Asked if Jones believed he could beat Woods, Levin said, “Hey, the U.S. hockey team beat the Russians. One day in match play anything can happen. Obviously, he was going to have to play great golf. He gave it a run. I was proud of him. He hit a lot of good shots. He was 2-down after two holes and he didn’t hit a bad shot.

“The whole plan was not to give Tiger any holes. I wanted him to let things happen and not try to make things happen. I tried to tell him stupid jokes all day.”

In the end, though, Woods was too good. Does that sound familiar?

“I told Stevie [Williams, his caddie] it felt like we haven’t been gone,” Woods said. “It was business as usual.”

Business as usual for Woods is winning and that’s what we should expect him to do this week – win.

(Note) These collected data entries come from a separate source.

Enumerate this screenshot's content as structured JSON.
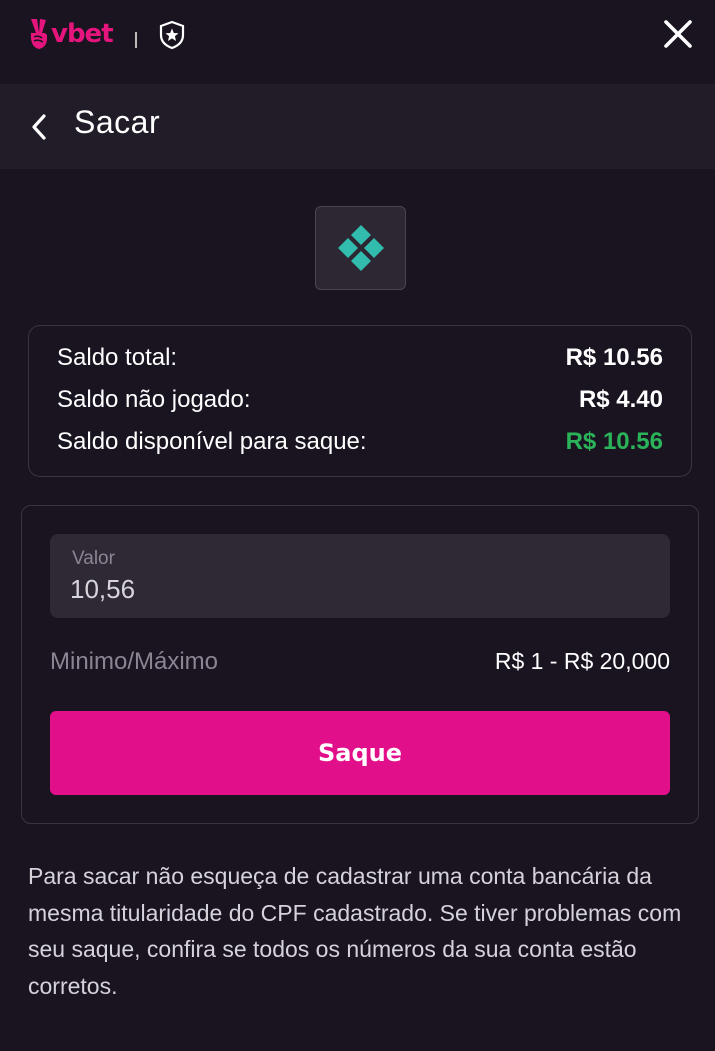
{
  "brand": {
    "name": "vbet",
    "color": "#e6157e"
  },
  "header": {
    "close_icon": "close-icon",
    "shield_icon": "shield-star-icon"
  },
  "subheader": {
    "title": "Sacar",
    "back_icon": "chevron-left-icon"
  },
  "payment_method": {
    "icon": "pix-icon",
    "color": "#32bcad"
  },
  "balances": {
    "total_label": "Saldo total:",
    "total_value": "R$ 10.56",
    "unplayed_label": "Saldo não jogado:",
    "unplayed_value": "R$ 4.40",
    "available_label": "Saldo disponível para saque:",
    "available_value": "R$ 10.56",
    "available_color": "#2bb35a"
  },
  "form": {
    "amount_label": "Valor",
    "amount_value": "10,56",
    "minmax_label": "Minimo/Máximo",
    "minmax_value": "R$ 1 - R$ 20,000",
    "submit_label": "Saque",
    "submit_color": "#e20f8a"
  },
  "notice": "Para sacar não esqueça de cadastrar uma conta bancária da mesma titularidade do CPF cadastrado. Se tiver problemas com seu saque, confira se todos os números da sua conta estão corretos."
}
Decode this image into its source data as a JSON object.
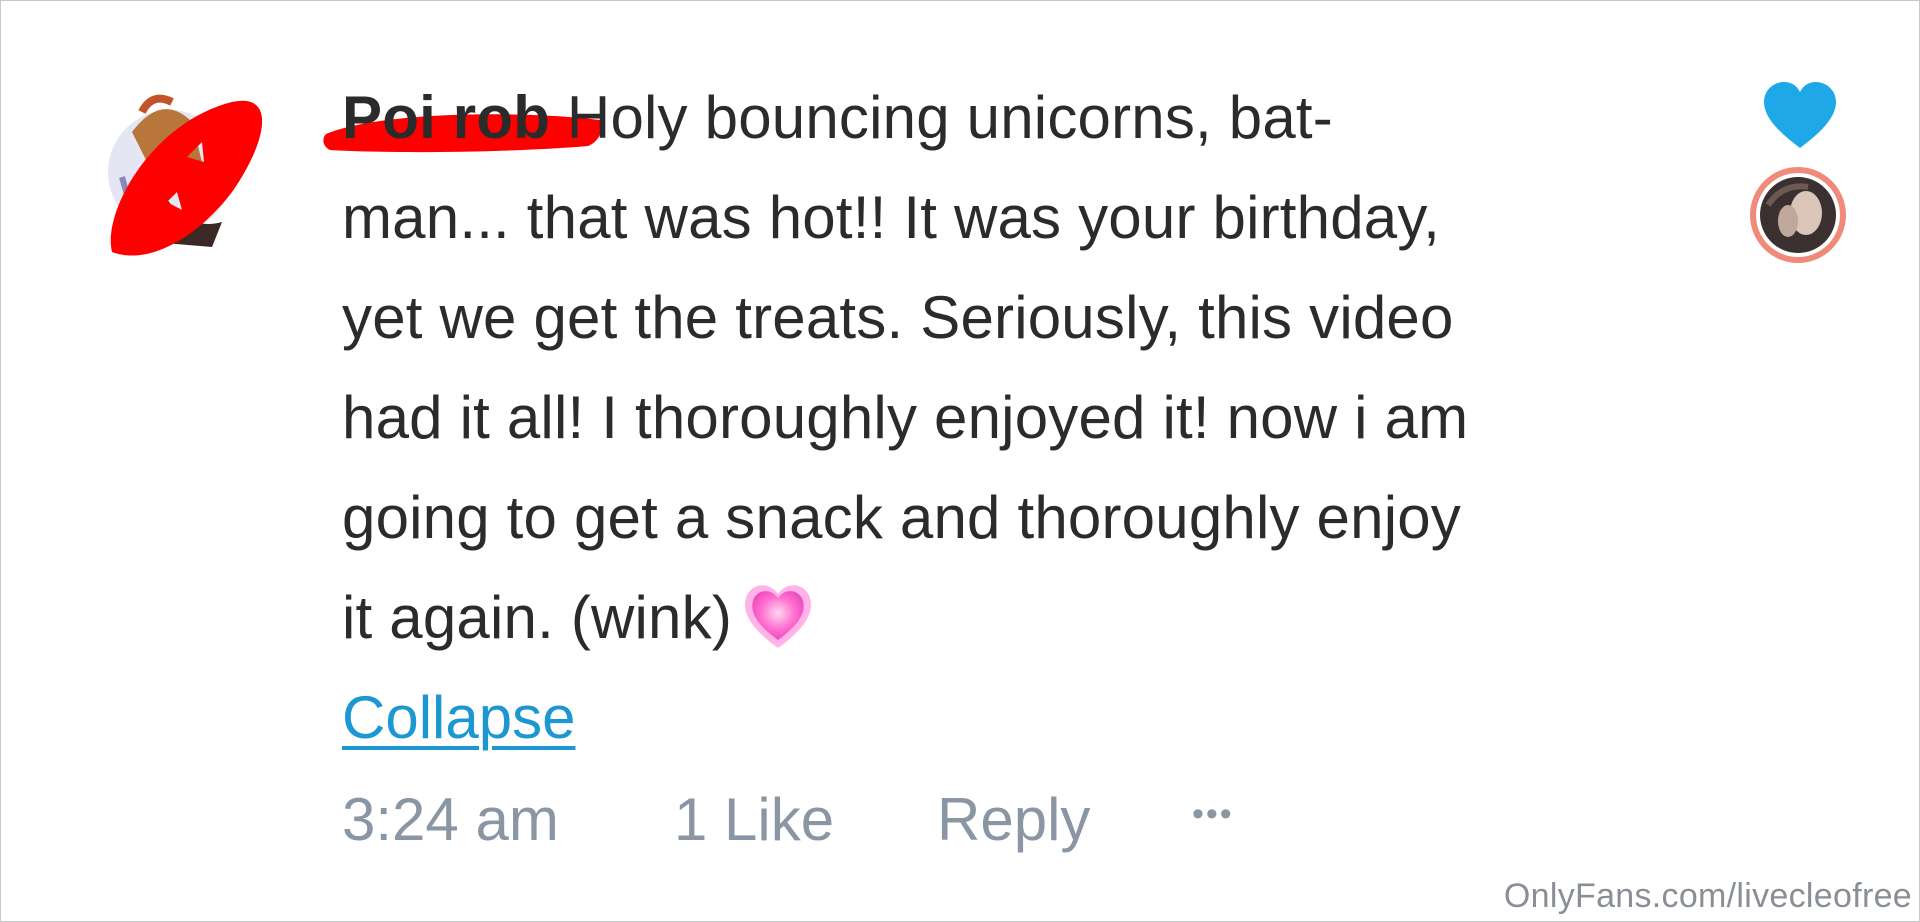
{
  "comment": {
    "author": "Poi rob",
    "lines": [
      " Holy bouncing unicorns, bat-",
      "man... that was hot!! It was your birthday,",
      "yet we get the treats. Seriously, this video",
      "had it all! I thoroughly enjoyed it! now i am",
      "going to get a snack and thoroughly enjoy",
      "it again. (wink)"
    ],
    "emoji": "growing-heart-emoji",
    "collapse_label": "Collapse",
    "timestamp": "3:24 am",
    "likes": "1 Like",
    "reply_label": "Reply",
    "more_label": "•••"
  },
  "actions": {
    "like_icon": "heart-icon",
    "like_color": "#1fa8e8"
  },
  "colors": {
    "text": "#2b2b2b",
    "link": "#1d97d1",
    "meta": "#8a96a3",
    "redaction": "#ff0000",
    "emoji_pink": "#ff5fc8"
  },
  "watermark": "OnlyFans.com/livecleofree"
}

Woods, despite not having played competitive golf for so long, despite coming off a reconstructive knee surgery that can toy with an athlete’s confidence, is going to win this thing. And when he does, it’s going to further enhance his larger-than-life legend.

Bottom line for Woods is this: Yesterday was a round he needed to get out of the way. Look for it to get even better as the week progresses.

“It just came down to playing the game again,” Woods said. “That felt good. I thought it would take longer for me to get into the rhythm of the round and try and find it, but I came out and I had it.”

Just like he always had. Business as usual. Scary.